The One Percent Towers

Several people I talked to were ready to tear down Block E and build something else. One was Robert Belton, president of AnderBel, a North Minneapolis construction company. He doesn’t see any need for more retail or office space downtown. Instead, he suggests expanding the Graves 601. “Downtown could use more hotel rooms,” he says. And, funny thing: Hennepin County has already engaged a consulting firm to study the feasibility of a Convention Center hotel. 

If a bigger hotel isn’t feasible, Belton suggests replacing Block E with ultra-luxury housing. “With more people living downtown, they’d be able to take advantage of the existing retail, restaurants and theaters,” he says. “They’d make the area more vibrant.” Moreover, the hotel could offer the up-market residents some hoity-toity extras like maid, valet and laundry service, room service, 24-hour door attendants and perhaps a spa. When hotel occupancy rates drop, it could continue to rake in fees from all the services it sells to residents of — what should we call it? — The One Percent Towers, of course. 

Redeveloping Block E would no doubt cost a bundle.

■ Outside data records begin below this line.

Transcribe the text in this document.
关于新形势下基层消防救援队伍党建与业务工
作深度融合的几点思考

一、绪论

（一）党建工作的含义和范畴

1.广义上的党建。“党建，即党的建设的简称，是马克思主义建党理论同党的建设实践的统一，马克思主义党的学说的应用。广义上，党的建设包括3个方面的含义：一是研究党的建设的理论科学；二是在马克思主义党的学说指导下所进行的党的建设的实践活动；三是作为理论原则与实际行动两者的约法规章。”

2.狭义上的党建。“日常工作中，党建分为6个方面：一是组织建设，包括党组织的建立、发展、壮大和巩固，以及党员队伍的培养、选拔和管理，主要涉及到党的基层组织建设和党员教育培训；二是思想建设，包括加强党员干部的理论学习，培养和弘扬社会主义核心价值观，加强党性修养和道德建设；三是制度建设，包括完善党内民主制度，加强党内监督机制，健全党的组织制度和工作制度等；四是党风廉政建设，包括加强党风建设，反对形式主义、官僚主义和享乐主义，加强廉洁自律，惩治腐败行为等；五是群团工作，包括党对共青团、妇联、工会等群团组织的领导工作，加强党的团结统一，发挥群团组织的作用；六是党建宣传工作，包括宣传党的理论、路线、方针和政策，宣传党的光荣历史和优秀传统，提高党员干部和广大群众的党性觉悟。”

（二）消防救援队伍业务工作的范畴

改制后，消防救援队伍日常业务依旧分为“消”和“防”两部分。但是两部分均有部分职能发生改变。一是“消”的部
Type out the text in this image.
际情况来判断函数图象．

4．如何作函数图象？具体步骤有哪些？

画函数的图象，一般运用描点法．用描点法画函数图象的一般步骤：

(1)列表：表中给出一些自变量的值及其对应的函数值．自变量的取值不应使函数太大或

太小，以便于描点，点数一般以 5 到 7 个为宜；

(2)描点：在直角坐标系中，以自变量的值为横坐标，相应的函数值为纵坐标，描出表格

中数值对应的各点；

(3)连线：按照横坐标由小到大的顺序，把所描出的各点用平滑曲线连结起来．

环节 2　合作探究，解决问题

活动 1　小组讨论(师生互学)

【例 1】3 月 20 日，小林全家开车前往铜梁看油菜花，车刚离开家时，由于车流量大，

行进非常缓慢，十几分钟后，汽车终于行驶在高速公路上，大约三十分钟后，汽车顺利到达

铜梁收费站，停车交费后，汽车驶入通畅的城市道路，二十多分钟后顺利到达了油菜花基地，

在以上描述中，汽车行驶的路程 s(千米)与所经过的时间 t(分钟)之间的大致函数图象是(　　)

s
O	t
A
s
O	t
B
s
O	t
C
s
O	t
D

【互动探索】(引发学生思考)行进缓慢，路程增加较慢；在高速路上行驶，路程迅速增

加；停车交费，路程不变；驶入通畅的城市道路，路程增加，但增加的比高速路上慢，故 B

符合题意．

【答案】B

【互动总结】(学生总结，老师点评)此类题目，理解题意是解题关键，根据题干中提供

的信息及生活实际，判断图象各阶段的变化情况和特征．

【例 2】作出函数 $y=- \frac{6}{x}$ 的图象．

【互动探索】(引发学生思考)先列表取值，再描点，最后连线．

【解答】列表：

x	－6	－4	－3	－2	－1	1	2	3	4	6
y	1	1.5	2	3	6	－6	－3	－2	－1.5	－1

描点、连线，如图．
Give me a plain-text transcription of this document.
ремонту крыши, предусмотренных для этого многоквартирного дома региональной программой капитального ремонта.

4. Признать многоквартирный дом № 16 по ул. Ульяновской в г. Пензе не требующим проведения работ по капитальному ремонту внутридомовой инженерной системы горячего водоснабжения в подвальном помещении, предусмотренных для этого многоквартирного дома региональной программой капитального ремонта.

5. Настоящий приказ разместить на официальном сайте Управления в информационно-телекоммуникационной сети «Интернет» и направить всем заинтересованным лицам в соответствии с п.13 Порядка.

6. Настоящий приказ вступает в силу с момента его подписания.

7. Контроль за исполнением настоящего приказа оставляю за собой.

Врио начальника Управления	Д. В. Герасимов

But Alatus paid only $14 million for the complex (excluding the hotel), which, says Newberg, is basically the cost of its 550 heated parking spaces. The company should have enough equity in the property to float a loan.

One more thought about a new building. Everybody I talked to insists that there should be no more of what Millet calls “fake, historical architecture.” He adds: “It would be much better if it were sleek, modern and colorful.” Ignacio San Martin already has a vision: “adding new well-executed design buildings along 6th and 7th Streets, leaving the central space fronting Hennepin Ave. as an unanticipated, splendid, and celebratory public open square.”  Thomas Fisher suggests turning the land into a public park. Unlike St. Paul, which can boast of two downtown — Rice and Mears — Minneapolis has none.

So, to sum up, nothing at all may be the best of all possible uses.